La plus vieille mention qui est été trouvée pour l'utilisation de la baguette ou du pendule se trouve dans un livre chinois, le Chou-King, recueil de documents de la plus haute Antiquité chinoise. Il concerne YU, empereur de la dynastie des Hsia, qui régna de 2202 à 2197 avant notre ère. Empereur et sourcier célèbre pour sa science de détection des sources, des gisements miniers et même trouver des objets cachés. Les talents de sourcier étaient une condition primordiale pour accéder à la fonction suprême. Cet art s'est conservé en Chine où personne ne ferait construire une maison, creuser un puits, une tranchée ou une tombe sans consulter un maître en Fen-Shui, utilisant baguette, pendule ou boussole. Fen-Shui signifie littéralement étude du vent et de l'eau.
Quelques siècles plus tard Moïse est mentionné. Il est certain qu'il utilisa le pouvoir radiesthésiste pour découvrir l'eau lorsqu'il frappa le rocher et en fit jaillir une source. Toutefois une différence importante est établie.
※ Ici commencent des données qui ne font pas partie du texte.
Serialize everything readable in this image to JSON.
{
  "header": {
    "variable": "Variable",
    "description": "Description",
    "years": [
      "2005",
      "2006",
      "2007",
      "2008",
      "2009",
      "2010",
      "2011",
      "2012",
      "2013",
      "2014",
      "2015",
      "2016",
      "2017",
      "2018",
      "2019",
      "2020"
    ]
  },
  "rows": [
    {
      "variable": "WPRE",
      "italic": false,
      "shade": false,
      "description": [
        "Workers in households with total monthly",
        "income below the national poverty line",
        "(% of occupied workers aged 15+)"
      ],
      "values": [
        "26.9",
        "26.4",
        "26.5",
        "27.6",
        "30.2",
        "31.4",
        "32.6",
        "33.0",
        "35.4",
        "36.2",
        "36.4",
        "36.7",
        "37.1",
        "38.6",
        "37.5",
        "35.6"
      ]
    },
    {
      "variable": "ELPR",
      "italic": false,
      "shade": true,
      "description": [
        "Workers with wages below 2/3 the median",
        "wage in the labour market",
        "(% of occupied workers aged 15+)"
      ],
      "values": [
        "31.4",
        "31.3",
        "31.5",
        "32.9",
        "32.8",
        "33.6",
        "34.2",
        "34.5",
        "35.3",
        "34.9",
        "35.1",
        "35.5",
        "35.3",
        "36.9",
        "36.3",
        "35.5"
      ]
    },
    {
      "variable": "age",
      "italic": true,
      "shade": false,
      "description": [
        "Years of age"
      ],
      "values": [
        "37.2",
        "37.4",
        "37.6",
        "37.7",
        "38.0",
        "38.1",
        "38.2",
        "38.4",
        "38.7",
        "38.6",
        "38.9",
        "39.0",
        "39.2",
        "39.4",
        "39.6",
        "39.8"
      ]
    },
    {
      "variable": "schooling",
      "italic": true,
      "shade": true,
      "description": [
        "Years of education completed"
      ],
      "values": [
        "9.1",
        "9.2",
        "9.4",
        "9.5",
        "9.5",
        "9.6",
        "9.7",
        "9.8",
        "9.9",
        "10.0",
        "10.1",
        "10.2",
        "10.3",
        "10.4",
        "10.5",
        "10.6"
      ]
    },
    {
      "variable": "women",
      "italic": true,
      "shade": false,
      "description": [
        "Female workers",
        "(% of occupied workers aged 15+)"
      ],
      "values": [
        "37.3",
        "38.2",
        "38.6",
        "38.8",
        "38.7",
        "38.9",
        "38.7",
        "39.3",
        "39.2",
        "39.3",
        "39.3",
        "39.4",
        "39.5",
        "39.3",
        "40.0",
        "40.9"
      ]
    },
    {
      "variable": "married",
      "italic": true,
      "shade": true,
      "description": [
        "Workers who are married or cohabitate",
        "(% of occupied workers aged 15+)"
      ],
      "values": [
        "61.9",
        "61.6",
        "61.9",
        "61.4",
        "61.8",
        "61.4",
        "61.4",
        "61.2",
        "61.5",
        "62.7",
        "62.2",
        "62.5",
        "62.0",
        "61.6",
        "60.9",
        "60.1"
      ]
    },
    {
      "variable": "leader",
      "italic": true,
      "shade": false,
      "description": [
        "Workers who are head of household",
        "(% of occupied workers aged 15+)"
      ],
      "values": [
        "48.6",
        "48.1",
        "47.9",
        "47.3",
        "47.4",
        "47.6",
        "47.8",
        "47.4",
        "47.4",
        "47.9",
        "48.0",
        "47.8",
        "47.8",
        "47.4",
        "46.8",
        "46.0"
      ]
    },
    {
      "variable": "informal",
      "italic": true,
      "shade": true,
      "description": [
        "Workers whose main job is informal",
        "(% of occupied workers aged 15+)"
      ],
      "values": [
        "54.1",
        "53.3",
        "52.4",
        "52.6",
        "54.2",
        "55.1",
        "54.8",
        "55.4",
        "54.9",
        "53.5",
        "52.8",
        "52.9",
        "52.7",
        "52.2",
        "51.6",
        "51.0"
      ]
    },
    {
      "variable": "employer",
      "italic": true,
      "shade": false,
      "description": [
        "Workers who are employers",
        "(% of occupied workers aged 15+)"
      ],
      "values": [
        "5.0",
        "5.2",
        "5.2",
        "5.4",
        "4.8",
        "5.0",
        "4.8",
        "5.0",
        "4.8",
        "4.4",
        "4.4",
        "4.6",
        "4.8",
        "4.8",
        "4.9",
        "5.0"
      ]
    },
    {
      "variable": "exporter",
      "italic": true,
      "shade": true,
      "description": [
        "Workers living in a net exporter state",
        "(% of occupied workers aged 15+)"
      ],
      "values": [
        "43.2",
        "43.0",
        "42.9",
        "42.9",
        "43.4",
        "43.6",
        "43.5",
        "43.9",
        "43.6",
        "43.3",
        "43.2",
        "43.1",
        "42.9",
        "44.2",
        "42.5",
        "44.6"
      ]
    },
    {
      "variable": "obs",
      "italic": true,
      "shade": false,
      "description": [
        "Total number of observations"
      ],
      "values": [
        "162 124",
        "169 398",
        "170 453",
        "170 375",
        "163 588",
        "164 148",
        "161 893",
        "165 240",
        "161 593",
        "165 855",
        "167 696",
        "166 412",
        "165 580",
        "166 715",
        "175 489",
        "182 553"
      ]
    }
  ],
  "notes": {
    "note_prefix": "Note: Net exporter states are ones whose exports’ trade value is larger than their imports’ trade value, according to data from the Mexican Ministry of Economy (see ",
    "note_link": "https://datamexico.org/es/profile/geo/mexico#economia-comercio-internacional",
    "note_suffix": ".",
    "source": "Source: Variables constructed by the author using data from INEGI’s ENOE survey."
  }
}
Chez les Hébreux, il ne pouvait être mauvais d'imiter Moïse en utilisant une baguette d'amandier pour trouver une source, mais il n'en était pas de même pour connaître l'avenir : il était formellement interdit de solliciter la baguette dans ce but !
Lors de la fondation de Rome vers 752 à 753 avant notre ère un auguste étrusque accompagne Romulus sur une des collines de la région pour délimiter la zone sur laquelle devait être établie la nouvelle ville. D'après les recoupements, cette baguette se tenait comme un pistolet et tournait horizontalement comme certains sourciers l'utilisent de nos jours. Toujours chez les Romains, au temps de l'empereur Valens, on voit des conspirateurs interroger des pendules pour savoir qui lui succéderait.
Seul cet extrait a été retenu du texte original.